In [None]:
# make sure to run this cell
from datascience import *
import numpy as np
import pandas as pd
import matplotlib.pyplot as plt
import warnings

%matplotlib inline
plt.style.use('fivethirtyeight')
warnings.simplefilter(action="ignore", category=FutureWarning)

# Household Composition

1. [Household Size](#size)
2. [Age Composition](#age)
3. [Sex & Age Composition](#sexage)

Use our class survey files to practice generating variables related to household composition.

For your reference:
Head=1
Spouse=2
Son/daughter=3
Mother/father=4
Other relative=5

### Household Size <a id='size'></a>

In [None]:
survey=Table.read_table('Household Survey 2019.csv')
survey

In [None]:
roster=Table.read_table('Household Roster 2019.csv')
roster

In [None]:
roster.group('HH ID')

In [None]:
size=roster.group('HH ID')
size

In [None]:
size=size.relabel('count','HH size')
size

In [None]:
roster=roster.join('HH ID', size)
roster

### Age composition <a id='age'></a>

Determine what percentage are in each age group.
First, make a new column indicating which age group bin the person falls into.

In [None]:
categories=make_array()
for age in roster.column('Age'):
    if age<10:
        categories=np.append(categories, 1)
    elif age<19:
        categories=np.append(categories, 2)
    elif age<56:
        categories=np.append(categories, 3)
    else:
        categories=np.append(categories, 4)
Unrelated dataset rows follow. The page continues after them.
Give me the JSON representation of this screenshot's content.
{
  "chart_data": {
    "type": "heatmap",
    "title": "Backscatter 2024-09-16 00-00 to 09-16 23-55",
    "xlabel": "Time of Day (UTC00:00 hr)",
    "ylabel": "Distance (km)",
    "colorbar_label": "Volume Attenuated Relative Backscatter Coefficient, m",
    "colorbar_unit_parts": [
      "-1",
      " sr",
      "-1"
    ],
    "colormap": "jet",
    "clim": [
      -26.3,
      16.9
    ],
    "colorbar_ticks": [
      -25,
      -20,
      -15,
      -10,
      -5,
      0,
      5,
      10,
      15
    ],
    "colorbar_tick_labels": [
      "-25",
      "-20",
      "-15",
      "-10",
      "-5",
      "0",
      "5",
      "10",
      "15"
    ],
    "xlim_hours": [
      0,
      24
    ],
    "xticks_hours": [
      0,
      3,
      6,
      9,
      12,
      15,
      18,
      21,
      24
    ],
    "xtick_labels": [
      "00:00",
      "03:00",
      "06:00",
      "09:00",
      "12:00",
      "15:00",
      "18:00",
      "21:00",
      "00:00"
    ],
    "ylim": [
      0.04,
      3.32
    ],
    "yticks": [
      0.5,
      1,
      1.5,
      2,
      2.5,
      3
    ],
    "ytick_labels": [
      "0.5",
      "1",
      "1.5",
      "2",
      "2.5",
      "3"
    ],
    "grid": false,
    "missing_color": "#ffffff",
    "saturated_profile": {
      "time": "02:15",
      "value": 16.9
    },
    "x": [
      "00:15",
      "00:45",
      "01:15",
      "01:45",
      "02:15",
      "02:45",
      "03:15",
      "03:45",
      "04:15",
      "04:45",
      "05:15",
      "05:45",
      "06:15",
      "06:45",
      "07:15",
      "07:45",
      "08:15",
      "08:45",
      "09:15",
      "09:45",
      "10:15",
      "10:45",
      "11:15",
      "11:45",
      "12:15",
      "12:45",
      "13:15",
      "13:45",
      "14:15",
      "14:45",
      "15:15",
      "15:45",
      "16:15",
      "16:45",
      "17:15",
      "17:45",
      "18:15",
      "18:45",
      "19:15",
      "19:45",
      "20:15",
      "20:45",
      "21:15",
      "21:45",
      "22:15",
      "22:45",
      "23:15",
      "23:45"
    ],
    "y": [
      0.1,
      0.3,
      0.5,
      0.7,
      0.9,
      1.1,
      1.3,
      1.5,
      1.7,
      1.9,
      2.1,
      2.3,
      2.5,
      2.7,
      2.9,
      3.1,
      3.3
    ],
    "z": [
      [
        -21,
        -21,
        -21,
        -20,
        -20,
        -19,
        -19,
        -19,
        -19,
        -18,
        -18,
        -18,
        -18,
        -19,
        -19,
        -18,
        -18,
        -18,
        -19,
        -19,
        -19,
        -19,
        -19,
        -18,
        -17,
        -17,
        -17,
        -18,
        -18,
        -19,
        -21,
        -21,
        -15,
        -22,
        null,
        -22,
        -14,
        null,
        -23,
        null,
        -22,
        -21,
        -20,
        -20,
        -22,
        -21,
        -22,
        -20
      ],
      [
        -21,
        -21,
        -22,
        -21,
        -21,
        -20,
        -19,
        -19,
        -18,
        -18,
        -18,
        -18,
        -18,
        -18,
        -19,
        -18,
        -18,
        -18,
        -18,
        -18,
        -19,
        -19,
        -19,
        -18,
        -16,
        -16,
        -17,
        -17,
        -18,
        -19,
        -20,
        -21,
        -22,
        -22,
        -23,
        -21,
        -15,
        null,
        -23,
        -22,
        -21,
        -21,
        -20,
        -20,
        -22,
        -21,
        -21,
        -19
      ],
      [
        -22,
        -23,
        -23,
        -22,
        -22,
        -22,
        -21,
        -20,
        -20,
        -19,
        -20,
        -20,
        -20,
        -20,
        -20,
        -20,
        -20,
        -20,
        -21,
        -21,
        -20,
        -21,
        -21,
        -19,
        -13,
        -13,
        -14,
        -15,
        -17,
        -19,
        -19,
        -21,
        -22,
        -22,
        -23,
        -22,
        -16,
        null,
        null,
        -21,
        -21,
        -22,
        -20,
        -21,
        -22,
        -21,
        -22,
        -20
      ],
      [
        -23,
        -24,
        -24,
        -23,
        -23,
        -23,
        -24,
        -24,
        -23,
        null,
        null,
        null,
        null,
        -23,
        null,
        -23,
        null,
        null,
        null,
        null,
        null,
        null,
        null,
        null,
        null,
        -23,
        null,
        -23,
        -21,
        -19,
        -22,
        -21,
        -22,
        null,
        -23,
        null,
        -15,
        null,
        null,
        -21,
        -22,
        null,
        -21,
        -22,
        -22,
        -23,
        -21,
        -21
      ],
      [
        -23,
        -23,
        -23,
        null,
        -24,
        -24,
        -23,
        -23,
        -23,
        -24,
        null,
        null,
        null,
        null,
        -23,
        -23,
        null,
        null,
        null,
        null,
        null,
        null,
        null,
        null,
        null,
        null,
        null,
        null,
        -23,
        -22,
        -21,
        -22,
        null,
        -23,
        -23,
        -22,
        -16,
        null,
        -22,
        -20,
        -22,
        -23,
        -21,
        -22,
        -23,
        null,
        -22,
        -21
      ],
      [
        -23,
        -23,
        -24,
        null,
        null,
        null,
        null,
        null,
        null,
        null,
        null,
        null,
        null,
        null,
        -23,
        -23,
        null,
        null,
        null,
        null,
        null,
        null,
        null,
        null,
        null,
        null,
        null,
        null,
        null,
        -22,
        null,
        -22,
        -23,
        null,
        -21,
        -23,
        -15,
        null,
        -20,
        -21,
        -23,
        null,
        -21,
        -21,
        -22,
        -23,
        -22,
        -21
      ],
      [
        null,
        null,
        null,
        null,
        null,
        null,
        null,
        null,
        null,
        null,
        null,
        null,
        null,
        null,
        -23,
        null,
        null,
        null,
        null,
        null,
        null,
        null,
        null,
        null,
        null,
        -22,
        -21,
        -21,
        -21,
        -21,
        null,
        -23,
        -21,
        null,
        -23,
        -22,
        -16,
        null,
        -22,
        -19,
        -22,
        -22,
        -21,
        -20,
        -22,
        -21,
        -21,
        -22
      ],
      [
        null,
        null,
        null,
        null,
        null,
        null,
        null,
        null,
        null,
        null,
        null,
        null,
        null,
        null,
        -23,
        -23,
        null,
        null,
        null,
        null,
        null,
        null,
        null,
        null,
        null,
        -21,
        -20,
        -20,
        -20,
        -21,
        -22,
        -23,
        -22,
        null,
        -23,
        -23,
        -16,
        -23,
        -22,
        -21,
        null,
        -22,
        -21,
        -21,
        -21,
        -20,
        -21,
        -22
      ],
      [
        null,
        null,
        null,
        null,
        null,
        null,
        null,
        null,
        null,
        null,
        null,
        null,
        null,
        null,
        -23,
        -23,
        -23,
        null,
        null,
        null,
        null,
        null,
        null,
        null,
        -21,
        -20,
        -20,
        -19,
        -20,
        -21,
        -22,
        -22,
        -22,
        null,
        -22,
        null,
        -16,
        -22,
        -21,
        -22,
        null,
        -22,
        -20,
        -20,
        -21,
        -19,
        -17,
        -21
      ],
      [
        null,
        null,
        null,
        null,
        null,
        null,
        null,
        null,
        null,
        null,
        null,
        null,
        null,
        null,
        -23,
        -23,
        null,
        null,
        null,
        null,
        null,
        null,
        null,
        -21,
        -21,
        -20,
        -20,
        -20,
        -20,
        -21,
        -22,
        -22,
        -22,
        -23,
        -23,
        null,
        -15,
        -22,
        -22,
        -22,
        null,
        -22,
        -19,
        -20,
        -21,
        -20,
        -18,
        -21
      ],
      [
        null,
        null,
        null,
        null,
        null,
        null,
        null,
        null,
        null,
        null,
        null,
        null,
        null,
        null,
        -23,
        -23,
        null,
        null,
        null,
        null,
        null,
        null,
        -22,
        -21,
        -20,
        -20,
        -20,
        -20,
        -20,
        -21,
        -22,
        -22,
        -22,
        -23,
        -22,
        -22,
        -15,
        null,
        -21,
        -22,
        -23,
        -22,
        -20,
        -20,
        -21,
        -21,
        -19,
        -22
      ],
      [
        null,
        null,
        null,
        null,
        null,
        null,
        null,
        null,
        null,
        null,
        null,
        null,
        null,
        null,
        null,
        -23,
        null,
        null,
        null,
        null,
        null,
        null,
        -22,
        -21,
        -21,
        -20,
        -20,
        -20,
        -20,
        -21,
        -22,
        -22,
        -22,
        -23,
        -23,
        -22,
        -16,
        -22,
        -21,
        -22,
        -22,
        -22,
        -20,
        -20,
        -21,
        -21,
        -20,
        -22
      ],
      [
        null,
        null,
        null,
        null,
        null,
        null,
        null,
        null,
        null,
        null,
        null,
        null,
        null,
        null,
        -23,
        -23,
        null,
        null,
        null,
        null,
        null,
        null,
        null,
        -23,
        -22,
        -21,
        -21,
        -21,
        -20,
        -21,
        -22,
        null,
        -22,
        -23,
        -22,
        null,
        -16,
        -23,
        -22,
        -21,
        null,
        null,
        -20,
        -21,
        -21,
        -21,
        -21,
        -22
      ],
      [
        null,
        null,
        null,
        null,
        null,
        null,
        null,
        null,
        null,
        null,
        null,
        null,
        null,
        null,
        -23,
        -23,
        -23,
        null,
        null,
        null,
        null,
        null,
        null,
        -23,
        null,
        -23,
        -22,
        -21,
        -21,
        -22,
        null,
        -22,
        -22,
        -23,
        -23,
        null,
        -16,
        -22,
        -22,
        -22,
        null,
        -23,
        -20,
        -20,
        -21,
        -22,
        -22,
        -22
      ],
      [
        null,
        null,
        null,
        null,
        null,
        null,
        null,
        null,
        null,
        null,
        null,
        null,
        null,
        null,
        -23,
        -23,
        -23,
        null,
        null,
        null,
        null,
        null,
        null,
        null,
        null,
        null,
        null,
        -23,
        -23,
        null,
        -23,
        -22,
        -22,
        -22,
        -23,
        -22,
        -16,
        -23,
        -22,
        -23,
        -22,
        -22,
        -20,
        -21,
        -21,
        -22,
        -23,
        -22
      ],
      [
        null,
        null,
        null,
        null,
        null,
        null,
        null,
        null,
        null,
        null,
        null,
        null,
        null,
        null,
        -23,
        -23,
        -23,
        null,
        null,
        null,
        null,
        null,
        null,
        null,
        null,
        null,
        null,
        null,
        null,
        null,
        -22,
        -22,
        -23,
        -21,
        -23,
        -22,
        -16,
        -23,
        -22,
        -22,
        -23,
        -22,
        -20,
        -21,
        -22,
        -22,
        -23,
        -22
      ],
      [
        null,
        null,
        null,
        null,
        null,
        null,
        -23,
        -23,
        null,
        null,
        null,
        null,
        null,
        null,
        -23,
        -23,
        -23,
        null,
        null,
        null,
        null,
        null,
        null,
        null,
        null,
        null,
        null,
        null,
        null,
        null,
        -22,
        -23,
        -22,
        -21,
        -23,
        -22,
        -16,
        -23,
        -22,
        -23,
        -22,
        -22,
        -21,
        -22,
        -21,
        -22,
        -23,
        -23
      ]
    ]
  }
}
roster=roster.with_column('Categories', categories)
roster

Pivot to find out how many are in each age group.

In [None]:
Category_small=roster.pivot('Categories', 'HH ID')
Category_small

Rename the column titles

In [None]:
Category_small=Category_small.relabel('1.0','Under 10')
Category_small=Category_small.relabel('2.0','10-19')
Category_small=Category_small.relabel('3.0','20-55')
Category_small=Category_small.relabel('4.0','56+')
Category_small

Replace these columns with percentages instead of counts.  Use the HH size variable we created to generate percentages.

In [None]:
roster=roster.join('HH ID', Category_small)
roster['Percent Under 10']=(roster['Under 10']/roster['HH size'])*100
roster['Percent 10-19']=(roster['10-19']/roster['HH size'])*100
roster['Percent 20-55']=(roster['20-55']/roster['HH size'])*100
roster['Percent 56+']=(roster['56+']/roster['HH size'])*100

In [None]:
roster.show(10)

In [None]:
roster.group('Sex F=1; M=0')

### Sex and age composition <a id='sexage'></a>

Let's take this one step further: determine how many are in each age group by sex.

In [None]:
males=roster.where("Sex F=1; M=0", are.equal_to(0))
females=roster.where("Sex F=1; M=0", are.equal_to(1))

In [None]:
Category_small_m=males.pivot('Categories', 'HH ID')
## no young boys! 
#Category_small_m=Category_small.relabel('1.0','Under 10')
Category_small_m=Category_small_m.relabel('2.0','males 10-19')
Category_small_m=Category_small_m.relabel('3.0','males 20-55')
Category_small_m=Category_small_m.relabel('4.0','males 56+')
Category_small_m

In [None]:
Category_small_f=females.pivot('Categories', 'HH ID')
# No young girls either!
# Category_small_f=Category_small_f.relabel('1.0','females Under 10')
Category_small_f=Category_small_f.relabel('2.0','females 10-19')
Category_small_f=Category_small_f.relabel('3.0','females 20-55')
Category_small_f=Category_small_f.relabel('4.0','females 56+')
Category_small_f

In [None]:
roster_m=roster.join('HH ID', Category_small_m)
roster_mf=roster_m.join('HH ID', Category_small_f)
roster_mf

In [None]:
#optional - could make each of these categories a percent of household size
#roster_mf=roster_mf.with_column('Percent Females Under 10', 'females under 10'/'HH size')

Or try this method!  - which configuration do you like best?

In [None]:
doublepivot=roster.pivot('HH ID',['Sex F=1; M=0','Categories'])
doublepivot.show()

In [None]:
doublepivot=roster.pivot('Sex F=1; M=0',['HH ID','Categories'])
doublepivot.show()

For these types of joins, will we ever need the left join?